Leveraging the integration of the CLR into the database engine, SQL Server 2008 introduces spatial data support, which will make development of location-aware applications become mainstream.

Hierarchical Identifiers

SQL Server 2008 introduces the HierarchyId type, designed to make it easier to store and query hierarchical data. Hierarchical data is defined as a set of data items related to one another by hierarchical relationships-relationships where one item of data is the parent of another item. Common examples include: an organizational structure, a hierarchical file system, a set of tasks in a project, a taxonomy of language terms, a single-inheritance type hierarchy, part-subpart relationships, and a graph of links among Web pages.

Consider the example organizational hierarchy in Figure 3.

Figure 3: An organizational hierarchy.

The number sequence indicated at the upper-right corner of every box represents a hierarchical identifier for the corresponding department. One could model this organization using the following table and index:

CREATE TABLE organization (
node hierarchyid primary key clustered,
level as node.GetLevel() persisted,
empid int unique,
name nvarchar(100)
…
)
CREATE UNIQUE INDEX org_idx ON organization
(level, node)

Inserting the CEO record:

INSERT organization (node, empid, name) VALUES
(hierarchyid::GetRoot(), 123, 'Frank Smith')

Adding an employee reporting to a manager:

CREATE PROC AddEmp (@mgrid int, @empid int, @name
                    nvarchar(100) ) AS BEGIN
   DECLARE @mnode hierarchyid, @lc hierarchyid
   SELECT @mnode = node FROM organization WHERE
                   empid = @mgrid
   BEGIN TRANSACTION
      SELECT @lc = max(node) FROM organization
      WHERE @mnode = node.GetAncestor(1)
      INSERT organization (node, empid, name)
VALUES (@mnode.GetDescendant(@lc, NULL), @empid,
        @name)
   COMMIT
END

Microsoft implemented the HierarchyId built-in SQL scalar type as a CLR UDT. Table 1 lists some of the key methods exposed by this type.

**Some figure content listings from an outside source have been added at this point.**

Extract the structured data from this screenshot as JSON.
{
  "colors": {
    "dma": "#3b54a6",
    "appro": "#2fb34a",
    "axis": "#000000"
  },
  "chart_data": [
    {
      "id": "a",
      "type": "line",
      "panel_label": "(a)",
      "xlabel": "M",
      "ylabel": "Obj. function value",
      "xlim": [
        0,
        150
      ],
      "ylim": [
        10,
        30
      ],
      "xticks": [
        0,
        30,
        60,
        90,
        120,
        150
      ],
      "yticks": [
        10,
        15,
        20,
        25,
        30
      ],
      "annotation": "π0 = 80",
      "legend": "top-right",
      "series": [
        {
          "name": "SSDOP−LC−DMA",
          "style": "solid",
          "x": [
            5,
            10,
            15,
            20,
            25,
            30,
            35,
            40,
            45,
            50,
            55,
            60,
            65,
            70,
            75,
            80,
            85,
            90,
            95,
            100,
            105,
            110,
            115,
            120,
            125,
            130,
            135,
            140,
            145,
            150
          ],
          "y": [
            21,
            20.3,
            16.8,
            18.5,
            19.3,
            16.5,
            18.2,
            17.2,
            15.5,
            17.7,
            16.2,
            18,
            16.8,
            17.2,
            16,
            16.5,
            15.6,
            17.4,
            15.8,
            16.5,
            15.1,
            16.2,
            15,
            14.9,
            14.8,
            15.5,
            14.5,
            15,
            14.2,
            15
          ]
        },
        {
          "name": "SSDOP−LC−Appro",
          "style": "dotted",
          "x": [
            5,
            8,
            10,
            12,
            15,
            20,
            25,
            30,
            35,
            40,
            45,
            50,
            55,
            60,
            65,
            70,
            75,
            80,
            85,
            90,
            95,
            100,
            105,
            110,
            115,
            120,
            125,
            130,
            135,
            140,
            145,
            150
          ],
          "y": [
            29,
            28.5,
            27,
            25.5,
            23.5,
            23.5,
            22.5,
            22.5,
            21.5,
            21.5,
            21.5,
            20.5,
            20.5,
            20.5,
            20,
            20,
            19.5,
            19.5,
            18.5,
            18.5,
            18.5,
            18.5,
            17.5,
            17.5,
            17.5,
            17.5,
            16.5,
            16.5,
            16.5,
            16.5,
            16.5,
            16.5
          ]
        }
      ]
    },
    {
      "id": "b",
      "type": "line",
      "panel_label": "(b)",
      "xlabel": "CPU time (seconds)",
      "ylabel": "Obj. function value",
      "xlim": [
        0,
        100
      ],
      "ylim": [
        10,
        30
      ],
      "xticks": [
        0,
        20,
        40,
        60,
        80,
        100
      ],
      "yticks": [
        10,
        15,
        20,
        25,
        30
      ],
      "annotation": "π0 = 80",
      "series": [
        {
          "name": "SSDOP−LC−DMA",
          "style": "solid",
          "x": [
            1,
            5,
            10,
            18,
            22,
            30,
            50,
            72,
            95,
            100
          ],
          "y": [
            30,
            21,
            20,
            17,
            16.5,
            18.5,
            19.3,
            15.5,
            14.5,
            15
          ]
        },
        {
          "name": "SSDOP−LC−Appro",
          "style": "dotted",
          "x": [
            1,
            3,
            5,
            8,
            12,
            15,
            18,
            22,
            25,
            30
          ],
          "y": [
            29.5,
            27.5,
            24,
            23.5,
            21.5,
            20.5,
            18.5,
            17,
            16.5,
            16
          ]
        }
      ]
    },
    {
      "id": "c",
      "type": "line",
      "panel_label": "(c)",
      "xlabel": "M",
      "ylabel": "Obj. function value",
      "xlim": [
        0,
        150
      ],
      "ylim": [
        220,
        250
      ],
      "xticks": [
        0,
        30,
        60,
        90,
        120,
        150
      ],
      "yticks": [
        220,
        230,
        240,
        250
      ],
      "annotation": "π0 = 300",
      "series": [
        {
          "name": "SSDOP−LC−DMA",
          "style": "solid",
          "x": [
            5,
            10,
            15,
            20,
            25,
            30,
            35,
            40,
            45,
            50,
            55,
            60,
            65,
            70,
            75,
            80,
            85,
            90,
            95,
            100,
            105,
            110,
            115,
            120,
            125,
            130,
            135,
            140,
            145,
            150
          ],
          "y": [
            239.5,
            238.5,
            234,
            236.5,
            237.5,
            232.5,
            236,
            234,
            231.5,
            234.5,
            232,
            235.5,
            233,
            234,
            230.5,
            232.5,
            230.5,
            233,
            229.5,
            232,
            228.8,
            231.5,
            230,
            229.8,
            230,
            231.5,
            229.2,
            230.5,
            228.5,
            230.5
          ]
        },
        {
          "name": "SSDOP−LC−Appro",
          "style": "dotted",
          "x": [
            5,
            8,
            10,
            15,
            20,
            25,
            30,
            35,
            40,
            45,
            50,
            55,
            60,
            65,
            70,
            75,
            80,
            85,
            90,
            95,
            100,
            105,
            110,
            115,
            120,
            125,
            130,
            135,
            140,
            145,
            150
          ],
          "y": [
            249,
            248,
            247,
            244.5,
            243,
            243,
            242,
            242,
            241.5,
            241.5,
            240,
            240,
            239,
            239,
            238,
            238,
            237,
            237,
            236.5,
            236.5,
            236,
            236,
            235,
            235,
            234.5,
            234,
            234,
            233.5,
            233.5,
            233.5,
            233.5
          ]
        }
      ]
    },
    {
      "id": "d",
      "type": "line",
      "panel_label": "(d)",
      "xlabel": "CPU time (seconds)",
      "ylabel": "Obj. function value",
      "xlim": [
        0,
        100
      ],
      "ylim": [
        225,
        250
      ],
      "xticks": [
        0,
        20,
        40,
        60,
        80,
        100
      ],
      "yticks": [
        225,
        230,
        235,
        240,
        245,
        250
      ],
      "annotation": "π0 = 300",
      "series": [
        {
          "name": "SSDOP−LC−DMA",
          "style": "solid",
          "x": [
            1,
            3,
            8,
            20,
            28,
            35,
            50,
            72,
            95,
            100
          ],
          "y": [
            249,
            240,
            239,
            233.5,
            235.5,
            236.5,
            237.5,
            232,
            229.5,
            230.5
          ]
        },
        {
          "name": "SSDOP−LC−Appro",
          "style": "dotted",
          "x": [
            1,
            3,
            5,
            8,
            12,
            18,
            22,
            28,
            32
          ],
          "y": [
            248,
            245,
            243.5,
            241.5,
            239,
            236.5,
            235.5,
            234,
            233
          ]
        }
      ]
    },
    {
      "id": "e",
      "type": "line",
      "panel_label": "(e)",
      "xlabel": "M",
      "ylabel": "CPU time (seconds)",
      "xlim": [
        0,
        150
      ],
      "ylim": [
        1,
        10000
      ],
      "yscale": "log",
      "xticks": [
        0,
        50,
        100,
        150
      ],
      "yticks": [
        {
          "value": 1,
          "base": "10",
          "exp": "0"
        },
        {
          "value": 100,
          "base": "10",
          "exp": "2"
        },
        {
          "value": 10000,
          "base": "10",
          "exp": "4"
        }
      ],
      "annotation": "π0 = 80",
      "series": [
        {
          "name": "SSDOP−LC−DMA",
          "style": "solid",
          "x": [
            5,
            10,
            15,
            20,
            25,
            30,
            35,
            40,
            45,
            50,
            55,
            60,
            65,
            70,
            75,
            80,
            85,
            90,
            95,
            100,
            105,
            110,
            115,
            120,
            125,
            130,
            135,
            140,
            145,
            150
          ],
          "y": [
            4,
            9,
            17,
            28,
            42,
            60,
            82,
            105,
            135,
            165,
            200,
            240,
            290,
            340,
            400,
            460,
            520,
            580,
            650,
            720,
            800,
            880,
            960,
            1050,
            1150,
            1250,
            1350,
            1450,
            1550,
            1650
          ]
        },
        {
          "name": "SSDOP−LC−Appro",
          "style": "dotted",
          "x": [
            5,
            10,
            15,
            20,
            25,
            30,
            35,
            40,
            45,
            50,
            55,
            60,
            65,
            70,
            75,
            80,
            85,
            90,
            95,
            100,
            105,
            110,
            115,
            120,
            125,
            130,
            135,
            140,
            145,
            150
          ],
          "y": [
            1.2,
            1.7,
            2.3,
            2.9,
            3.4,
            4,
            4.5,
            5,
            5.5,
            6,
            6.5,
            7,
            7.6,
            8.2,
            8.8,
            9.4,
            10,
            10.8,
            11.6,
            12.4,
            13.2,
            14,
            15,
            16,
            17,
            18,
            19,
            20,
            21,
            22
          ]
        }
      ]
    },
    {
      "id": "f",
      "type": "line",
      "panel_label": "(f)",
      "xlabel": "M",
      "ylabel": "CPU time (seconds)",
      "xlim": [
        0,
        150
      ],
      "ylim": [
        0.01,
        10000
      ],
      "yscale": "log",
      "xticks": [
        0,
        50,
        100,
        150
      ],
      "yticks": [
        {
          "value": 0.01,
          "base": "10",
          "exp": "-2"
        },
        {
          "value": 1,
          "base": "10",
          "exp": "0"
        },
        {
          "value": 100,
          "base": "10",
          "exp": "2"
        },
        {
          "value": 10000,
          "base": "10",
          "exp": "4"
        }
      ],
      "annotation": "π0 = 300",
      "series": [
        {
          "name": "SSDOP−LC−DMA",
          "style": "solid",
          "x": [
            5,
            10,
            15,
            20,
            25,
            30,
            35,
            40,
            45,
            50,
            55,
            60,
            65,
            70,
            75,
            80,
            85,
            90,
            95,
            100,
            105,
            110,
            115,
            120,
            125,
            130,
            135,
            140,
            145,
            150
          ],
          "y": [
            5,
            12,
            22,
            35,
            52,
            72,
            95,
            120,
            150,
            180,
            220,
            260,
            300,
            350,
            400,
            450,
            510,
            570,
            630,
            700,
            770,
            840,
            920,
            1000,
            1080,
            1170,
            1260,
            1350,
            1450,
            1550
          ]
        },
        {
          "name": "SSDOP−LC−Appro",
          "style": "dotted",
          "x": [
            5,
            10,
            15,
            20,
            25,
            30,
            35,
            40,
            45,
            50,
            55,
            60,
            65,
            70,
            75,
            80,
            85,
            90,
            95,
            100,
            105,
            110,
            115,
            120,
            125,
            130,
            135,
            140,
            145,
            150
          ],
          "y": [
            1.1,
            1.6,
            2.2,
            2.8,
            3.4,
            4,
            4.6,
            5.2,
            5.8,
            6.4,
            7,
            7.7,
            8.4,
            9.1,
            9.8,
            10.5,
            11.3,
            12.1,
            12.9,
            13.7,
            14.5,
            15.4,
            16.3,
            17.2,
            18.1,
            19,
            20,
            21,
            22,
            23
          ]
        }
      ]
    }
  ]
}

You can expect that this new data type will enable the efficient implementation of applications that access hierarchically organized data.

Summary

SQL Server 2008 builds on the CLR integration and scalar data type extensibility foundation laid out in SQL Server 2005. Microsoft has extended the UDT capabilities by allowing UDTs of size up to 2 GB. The SQL Server team have also illustrated two new capabilities-the spatial data type framework and the hierarchical id-built on the scalar UDT extensibility mechanism introduced in SQL Server 2005. These new capabilities will significantly enhance the kinds of applications supported by SQL Server. Other capabilities not described in this paper include often-requested enhancements such as the support for INullable<T> for describing parameters to functions and procedures and table-valued parameters.